DELINEATING RESISTIVITY VALUES OF POTENTIAL GEOTHERMAL AREAS ALONG THE BOGOR FAULT USING 2D MAGNETOTELLURIC INVERSION

Thu, 08 May 2025 00:00:00 +0100

Kepahiang Regency, located in an active fault zone, has great geothermal potential with an estimated capacity of up to 154 MW(e), making it a strategic renewable energy source to be developed. This research discusses the geothermal potential in the Kabawetan area, Kepahiang, Bengkulu. The main objective of this research is to evaluate the potential of geothermal resources around the Bogor segment by analyzing the subsurface structure using the Magnetotelluric inversion method and 2D resistivity modeling, in order to identify prospective geothermal reservoir zones.
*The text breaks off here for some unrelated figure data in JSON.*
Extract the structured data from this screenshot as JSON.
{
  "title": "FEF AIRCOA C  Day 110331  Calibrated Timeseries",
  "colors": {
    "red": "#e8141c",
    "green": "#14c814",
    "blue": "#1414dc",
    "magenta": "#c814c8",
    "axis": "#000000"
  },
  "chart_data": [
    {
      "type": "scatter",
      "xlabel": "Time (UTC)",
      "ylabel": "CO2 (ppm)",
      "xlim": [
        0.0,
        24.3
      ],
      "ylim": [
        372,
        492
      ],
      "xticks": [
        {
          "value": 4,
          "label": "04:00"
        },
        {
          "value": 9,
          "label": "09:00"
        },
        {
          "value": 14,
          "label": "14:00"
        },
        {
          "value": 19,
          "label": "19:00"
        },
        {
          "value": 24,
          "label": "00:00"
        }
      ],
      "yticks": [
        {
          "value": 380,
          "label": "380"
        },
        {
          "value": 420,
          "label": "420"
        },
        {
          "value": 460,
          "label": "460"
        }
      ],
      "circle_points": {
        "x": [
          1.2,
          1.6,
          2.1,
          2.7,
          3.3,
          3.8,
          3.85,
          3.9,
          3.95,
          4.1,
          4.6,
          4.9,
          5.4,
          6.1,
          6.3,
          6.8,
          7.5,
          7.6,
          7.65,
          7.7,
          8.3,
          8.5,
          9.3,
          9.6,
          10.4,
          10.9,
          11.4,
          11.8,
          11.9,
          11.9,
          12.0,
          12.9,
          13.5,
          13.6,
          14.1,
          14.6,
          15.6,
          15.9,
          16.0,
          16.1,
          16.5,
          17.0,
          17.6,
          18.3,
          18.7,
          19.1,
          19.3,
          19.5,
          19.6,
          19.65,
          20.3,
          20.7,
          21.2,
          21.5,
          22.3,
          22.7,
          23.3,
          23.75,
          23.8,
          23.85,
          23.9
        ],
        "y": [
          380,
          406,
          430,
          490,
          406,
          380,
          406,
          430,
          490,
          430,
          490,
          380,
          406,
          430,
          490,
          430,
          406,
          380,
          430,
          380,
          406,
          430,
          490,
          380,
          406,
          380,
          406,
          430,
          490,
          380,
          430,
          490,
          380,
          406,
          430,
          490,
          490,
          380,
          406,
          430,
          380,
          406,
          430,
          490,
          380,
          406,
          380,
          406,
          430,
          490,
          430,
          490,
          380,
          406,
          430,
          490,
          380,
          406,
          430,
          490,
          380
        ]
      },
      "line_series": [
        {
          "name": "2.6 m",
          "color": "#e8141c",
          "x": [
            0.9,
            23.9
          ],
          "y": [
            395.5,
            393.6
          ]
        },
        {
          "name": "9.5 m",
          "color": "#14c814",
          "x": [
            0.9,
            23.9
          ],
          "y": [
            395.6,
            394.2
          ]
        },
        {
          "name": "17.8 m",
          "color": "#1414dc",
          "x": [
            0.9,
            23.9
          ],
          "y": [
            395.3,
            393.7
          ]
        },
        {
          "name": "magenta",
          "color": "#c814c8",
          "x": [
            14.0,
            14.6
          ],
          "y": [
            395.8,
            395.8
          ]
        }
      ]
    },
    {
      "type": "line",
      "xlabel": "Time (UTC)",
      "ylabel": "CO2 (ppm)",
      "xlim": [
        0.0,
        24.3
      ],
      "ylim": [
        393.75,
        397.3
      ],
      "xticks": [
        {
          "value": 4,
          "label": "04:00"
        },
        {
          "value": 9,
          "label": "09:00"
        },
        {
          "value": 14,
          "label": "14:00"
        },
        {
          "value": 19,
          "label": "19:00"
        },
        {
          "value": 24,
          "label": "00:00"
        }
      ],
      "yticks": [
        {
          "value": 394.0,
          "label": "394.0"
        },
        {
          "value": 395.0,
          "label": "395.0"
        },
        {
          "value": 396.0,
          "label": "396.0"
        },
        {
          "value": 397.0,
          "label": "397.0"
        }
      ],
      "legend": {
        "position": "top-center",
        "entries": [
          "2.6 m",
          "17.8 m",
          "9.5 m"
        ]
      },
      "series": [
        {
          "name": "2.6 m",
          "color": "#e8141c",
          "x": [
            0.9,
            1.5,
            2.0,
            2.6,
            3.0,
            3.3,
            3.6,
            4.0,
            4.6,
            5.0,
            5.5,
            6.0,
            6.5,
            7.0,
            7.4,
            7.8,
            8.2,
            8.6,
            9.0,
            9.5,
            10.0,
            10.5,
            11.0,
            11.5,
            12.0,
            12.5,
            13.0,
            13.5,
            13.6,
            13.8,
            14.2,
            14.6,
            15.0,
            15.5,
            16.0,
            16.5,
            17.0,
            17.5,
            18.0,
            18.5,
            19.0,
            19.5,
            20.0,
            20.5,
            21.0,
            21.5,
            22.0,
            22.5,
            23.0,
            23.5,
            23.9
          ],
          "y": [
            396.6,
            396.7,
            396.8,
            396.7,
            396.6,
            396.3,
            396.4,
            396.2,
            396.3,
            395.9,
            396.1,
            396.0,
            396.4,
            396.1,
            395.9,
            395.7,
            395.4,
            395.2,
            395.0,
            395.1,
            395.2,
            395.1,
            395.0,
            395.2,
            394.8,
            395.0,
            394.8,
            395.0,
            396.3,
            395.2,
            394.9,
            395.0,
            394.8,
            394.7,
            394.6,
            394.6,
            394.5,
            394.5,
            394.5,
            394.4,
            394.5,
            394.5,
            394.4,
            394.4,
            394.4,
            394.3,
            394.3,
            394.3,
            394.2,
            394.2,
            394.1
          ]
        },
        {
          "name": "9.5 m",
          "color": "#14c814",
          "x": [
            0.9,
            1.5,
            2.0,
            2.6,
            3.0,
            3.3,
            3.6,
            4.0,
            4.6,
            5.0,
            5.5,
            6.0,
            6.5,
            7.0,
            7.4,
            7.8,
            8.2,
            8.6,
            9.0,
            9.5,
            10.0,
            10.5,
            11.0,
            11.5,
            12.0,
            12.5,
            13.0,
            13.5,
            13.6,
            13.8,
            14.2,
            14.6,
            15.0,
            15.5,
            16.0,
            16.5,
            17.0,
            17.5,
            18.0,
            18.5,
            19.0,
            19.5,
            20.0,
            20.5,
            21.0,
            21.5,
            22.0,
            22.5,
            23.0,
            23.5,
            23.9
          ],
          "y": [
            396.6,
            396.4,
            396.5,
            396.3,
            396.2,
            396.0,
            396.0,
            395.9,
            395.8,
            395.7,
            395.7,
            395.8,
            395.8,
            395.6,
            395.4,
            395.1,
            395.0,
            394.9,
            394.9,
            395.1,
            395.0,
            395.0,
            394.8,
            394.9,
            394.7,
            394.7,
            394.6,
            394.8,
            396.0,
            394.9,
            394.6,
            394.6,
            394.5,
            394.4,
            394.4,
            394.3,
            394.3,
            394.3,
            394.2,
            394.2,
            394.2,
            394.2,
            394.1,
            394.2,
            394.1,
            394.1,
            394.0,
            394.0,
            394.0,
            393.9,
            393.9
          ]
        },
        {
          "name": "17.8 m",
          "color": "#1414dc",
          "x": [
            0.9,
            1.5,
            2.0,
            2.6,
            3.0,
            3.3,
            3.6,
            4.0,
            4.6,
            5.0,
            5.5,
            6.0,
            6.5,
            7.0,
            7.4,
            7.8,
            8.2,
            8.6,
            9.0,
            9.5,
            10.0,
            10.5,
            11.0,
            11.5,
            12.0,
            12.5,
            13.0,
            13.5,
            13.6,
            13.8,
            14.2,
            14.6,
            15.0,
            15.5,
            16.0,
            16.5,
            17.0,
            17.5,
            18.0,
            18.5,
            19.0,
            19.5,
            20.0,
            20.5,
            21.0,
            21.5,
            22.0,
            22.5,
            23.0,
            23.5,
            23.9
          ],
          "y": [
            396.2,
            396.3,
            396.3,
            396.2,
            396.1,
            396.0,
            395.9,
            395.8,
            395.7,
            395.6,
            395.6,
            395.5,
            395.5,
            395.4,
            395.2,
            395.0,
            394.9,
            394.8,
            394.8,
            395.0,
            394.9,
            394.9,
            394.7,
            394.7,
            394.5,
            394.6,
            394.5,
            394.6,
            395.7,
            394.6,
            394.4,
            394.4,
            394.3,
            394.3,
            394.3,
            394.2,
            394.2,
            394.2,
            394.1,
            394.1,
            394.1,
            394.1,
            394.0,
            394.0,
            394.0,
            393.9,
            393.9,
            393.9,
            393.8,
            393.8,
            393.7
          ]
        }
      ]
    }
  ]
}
It can evaluate the potential of geothermal reservoirs in Kepahiang. The method used is the Magnetotelluric method, which utilizes the Earth's natural electromagnetic field to determine the distribution of resistivity in the subsurface. The results of 2D modeling with the MT method show potential zones associated with variations in subsurface thermal conditions and the presence of conductive clay minerals with resistivity values between 0.14-1 Ωm. These minerals are thought to be associated with the overburden (reservoir) of the geothermal system that has a depth of 2-4 km. The subsurface layer containing hot water and steam originating from heat emitted from the earth's core with a resistivity value of 2.5-45 Ωm at a depth of 1-4 km is thought to be caprock in the geothermal system, a resistivity value of 120-800 Ωm is thought to be hot rock with a depth between 1.5-10 km. It is estimated that there is a type of andesite rock that has been fractured as a reservoir of geothermal fluid. The findings of this research are expected to contribute to renewable energy as an alternative energy in the future, not only for energy needs but also for regional economic development through tourism and to support sustainable governance.